Brittany Givens-Copeland was slain trying to tell Adam Williams that she didn't want to date him anymore.
In November in Prior Lake, it happened to Ruth Anne Maddox when she tried to leave her husband. Just days before that, it was Teresa Bugarin of Dodge Center, who was stabbed to death, allegedly by her husband in front of their children, because she wanted a divorce. Also slain was the couple's son, Nick Bugarin, 12.
Their stories illustrate a wrenching reality: The most dangerous time for women in relationships with abusive men is often the moment when they try to leave.
A new "Femicide" report being released today by the Minnesota Coalition for Battered Women found that at least 26 women died in domestic violence last year in the state. More than half, or 54 percent, were slain as they tried to leave their intimate partners.
In 2007, 22 women in Minnesota were killed because of domestic violence. Of those killed by a live-in partner, 42 percent were leaving or had just left.
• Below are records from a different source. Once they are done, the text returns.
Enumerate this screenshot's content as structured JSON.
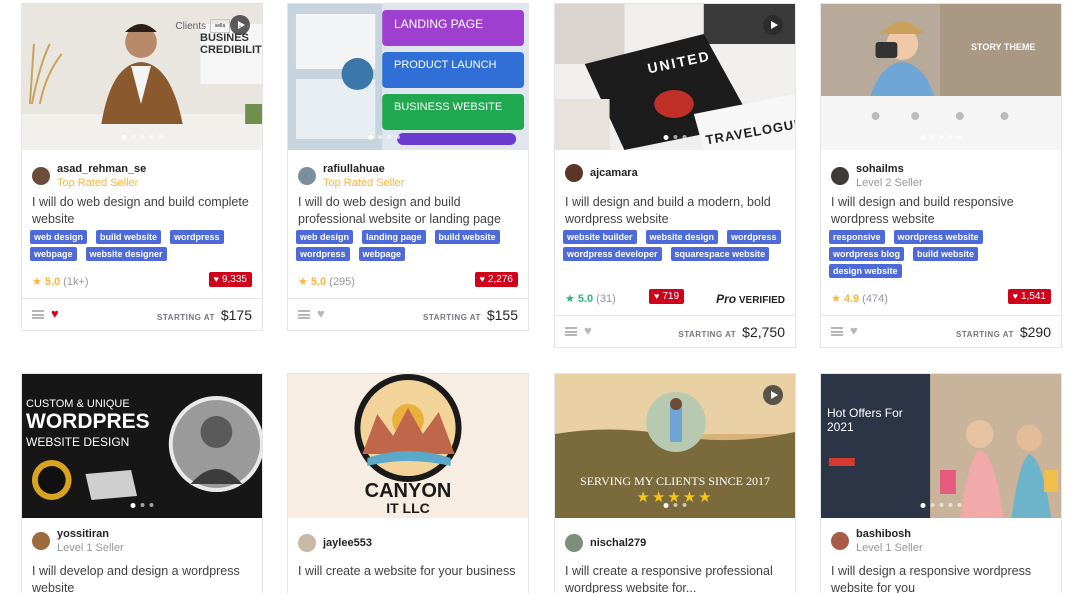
{
  "gigs": [
    {
      "seller": "asad_rehman_se",
      "level": "Top Rated Seller",
      "clients_label": "Clients",
      "client_logo_text": "sella",
      "title": "I will do web design and build complete website",
      "tags": [
        "web design",
        "build website",
        "wordpress",
        "webpage",
        "website designer"
      ],
      "rating": "5.0",
      "reviews": "(1k+)",
      "likes": "9,335",
      "starting_label": "STARTING AT",
      "price": "$175",
      "thumb_text": "BUSINES CREDIBILIT"
    },
    {
      "seller": "rafiullahuae",
      "level": "Top Rated Seller",
      "title": "I will do web design and build professional website or landing page",
      "tags": [
        "web design",
        "landing page",
        "build website",
        "wordpress",
        "webpage"
      ],
      "rating": "5.0",
      "reviews": "(295)",
      "likes": "2,276",
      "starting_label": "STARTING AT",
      "price": "$155",
      "thumb_labels": [
        "LANDING PAGE",
        "PRODUCT LAUNCH",
        "BUSINESS WEBSITE"
      ]
    },
    {
      "seller": "ajcamara",
      "level": "",
      "title": "I will design and build a modern, bold wordpress website",
      "tags": [
        "website builder",
        "website design",
        "wordpress",
        "wordpress developer",
        "squarespace website"
      ],
      "rating": "5.0",
      "reviews": "(31)",
      "likes": "719",
      "pro_label": "Pro",
      "verified_label": "VERIFIED",
      "starting_label": "STARTING AT",
      "price": "$2,750",
      "thumb_text": "UNITED",
      "thumb_text2": "TRAVELOGUE"
    },
    {
      "seller": "sohailms",
      "level": "Level 2 Seller",
      "title": "I will design and build responsive wordpress website",
      "tags": [
        "responsive",
        "wordpress website",
        "wordpress blog",
        "build website",
        "design website"
      ],
      "rating": "4.9",
      "reviews": "(474)",
      "likes": "1,541",
      "starting_label": "STARTING AT",
      "price": "$290",
      "thumb_text": "STORY THEME"
    },
    {
      "seller": "yossitiran",
      "level": "Level 1 Seller",
      "title": "I will develop and design a wordpress website",
      "thumb_lines": [
        "CUSTOM & UNIQUE",
        "WORDPRES",
        "WEBSITE DESIGN"
      ]
    },
    {
      "seller": "jaylee553",
      "level": "",
      "title": "I will create a website for your business",
      "thumb_lines": [
        "CANYON",
        "IT LLC"
      ]
    },
    {
      "seller": "nischal279",
      "level": "",
      "title": "I will create a responsive professional wordpress website for...",
      "thumb_text": "SERVING  MY  CLIENTS SINCE 2017"
    },
    {
      "seller": "bashibosh",
      "level": "Level 1 Seller",
      "title": "I will design a responsive wordpress website for you",
      "thumb_text": "Hot Offers For 2021"
    }
  ]
}
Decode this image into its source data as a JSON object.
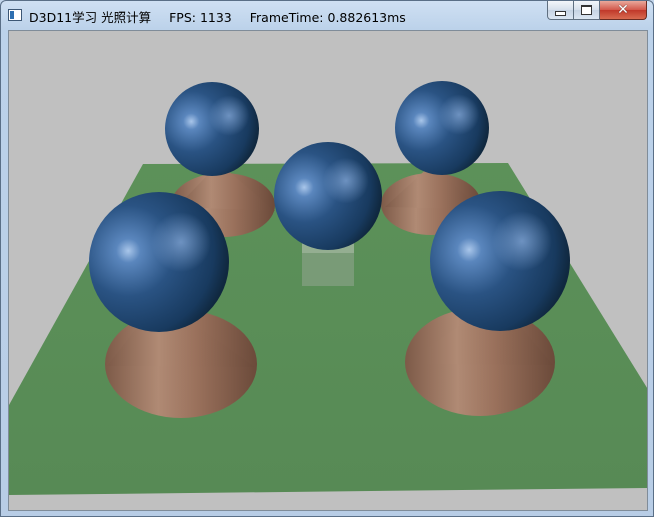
{
  "window": {
    "title": "D3D11学习 光照计算",
    "fps_text": "FPS: 1133",
    "frametime_text": "FrameTime: 0.882613ms"
  },
  "icons": [
    "app-window-icon",
    "minimize-icon",
    "maximize-icon",
    "close-icon"
  ],
  "scene": {
    "background_color": "#c0c0c0",
    "ground_color": "#5a9058",
    "sphere_color": "#1f4770",
    "cone_color": "#9c7460",
    "box_color": "#7a9a78"
  }
}
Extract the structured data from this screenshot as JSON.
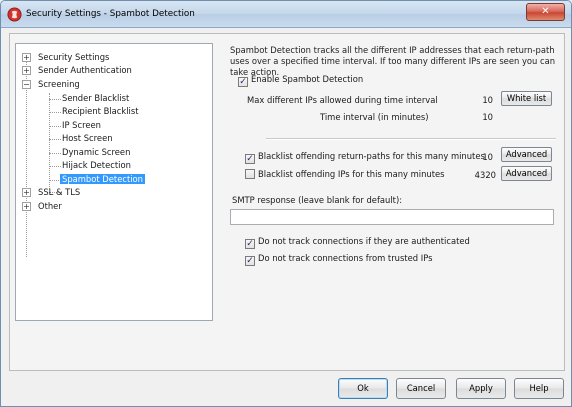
{
  "window": {
    "title": "Security Settings - Spambot Detection",
    "close_label": "✕"
  },
  "tree": {
    "items": [
      {
        "label": "Security Settings",
        "expander": "+"
      },
      {
        "label": "Sender Authentication",
        "expander": "+"
      },
      {
        "label": "Screening",
        "expander": "−"
      },
      {
        "label": "Sender Blacklist"
      },
      {
        "label": "Recipient Blacklist"
      },
      {
        "label": "IP Screen"
      },
      {
        "label": "Host Screen"
      },
      {
        "label": "Dynamic Screen"
      },
      {
        "label": "Hijack Detection"
      },
      {
        "label": "Spambot Detection",
        "selected": true
      },
      {
        "label": "SSL & TLS",
        "expander": "+"
      },
      {
        "label": "Other",
        "expander": "+"
      }
    ]
  },
  "spambot": {
    "description": "Spambot Detection tracks all the different IP addresses that each return-path uses over a specified time interval.  If too many different IPs are seen you can take action.",
    "enable_label": "Enable Spambot Detection",
    "enable_checked": true,
    "max_ips_label": "Max different IPs allowed during time interval",
    "max_ips_value": "10",
    "white_list_label": "White list",
    "interval_label": "Time interval (in minutes)",
    "interval_value": "10",
    "blacklist_paths_label": "Blacklist offending return-paths for this many minutes",
    "blacklist_paths_checked": true,
    "blacklist_paths_value": "10",
    "blacklist_ips_label": "Blacklist offending IPs for this many minutes",
    "blacklist_ips_checked": false,
    "blacklist_ips_value": "4320",
    "advanced_label": "Advanced",
    "smtp_label": "SMTP response (leave blank for default):",
    "smtp_value": "",
    "no_track_auth_label": "Do not track connections if they are authenticated",
    "no_track_auth_checked": true,
    "no_track_trusted_label": "Do not track connections from trusted IPs",
    "no_track_trusted_checked": true
  },
  "footer": {
    "ok_label": "Ok",
    "cancel_label": "Cancel",
    "apply_label": "Apply",
    "help_label": "Help"
  },
  "colors": {
    "selection": "#3399ff",
    "close_button": "#c94734",
    "icon_red": "#d3322b"
  },
  "icons": {
    "app": "security-shield-icon",
    "checked": "checkmark-icon"
  }
}
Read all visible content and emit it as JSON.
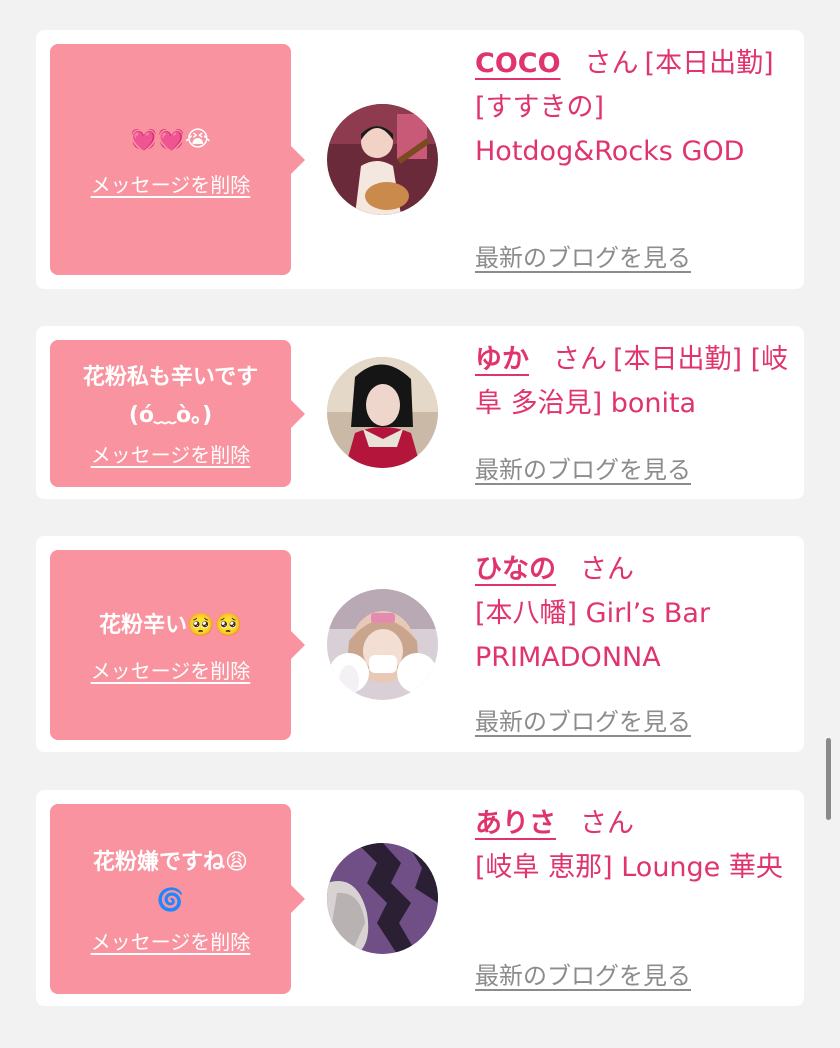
{
  "cards": [
    {
      "message": "💓💓😭",
      "delete_label": "メッセージを削除",
      "name": "COCO",
      "san": "さん",
      "details": "[本日出勤] [すすきの] Hotdog&Rocks GOD",
      "blog_label": "最新のブログを見る"
    },
    {
      "message": "花粉私も辛いです\n(ó﹏ò｡)",
      "delete_label": "メッセージを削除",
      "name": "ゆか",
      "san": "さん",
      "details": "[本日出勤] [岐阜 多治見] bonita",
      "blog_label": "最新のブログを見る"
    },
    {
      "message": "花粉辛い🥺🥺",
      "delete_label": "メッセージを削除",
      "name": "ひなの",
      "san": "さん",
      "details": "[本八幡] Girl’s Bar PRIMADONNA",
      "blog_label": "最新のブログを見る"
    },
    {
      "message": "花粉嫌ですね😩\n🌀",
      "delete_label": "メッセージを削除",
      "name": "ありさ",
      "san": "さん",
      "details": "[岐阜 恵那] Lounge 華央",
      "blog_label": "最新のブログを見る"
    }
  ],
  "colors": {
    "bubble": "#f8939f",
    "accent": "#e0346c",
    "link_gray": "#8c8c8c",
    "background": "#f2f2f2"
  }
}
"It's a time when batterers are increasing their attempts to intimidate their partners, and it's when ultimately they don't want to relinquish control over their partner," said Cyndi Cook, executive director of the Minnesota Coalition for Battered Women in St. Paul. "And the ultimate act of control is to take a person's life."
During breakups, an abuser may decide whatever he is doing to keep a woman near him is not working, so he "ups the ante," said Jeffrey Edleson, a professor in the School of Social Work at the University of Minnesota and director of the Minnesota Center Against Violence and Abuse.
Police say Williams asphyxiated Givens-Copeland, of Bloomington, on Jan. 25, set a fire in his apartment and died of smoke inhalation. Williams' longtime friends later expressed disbelief.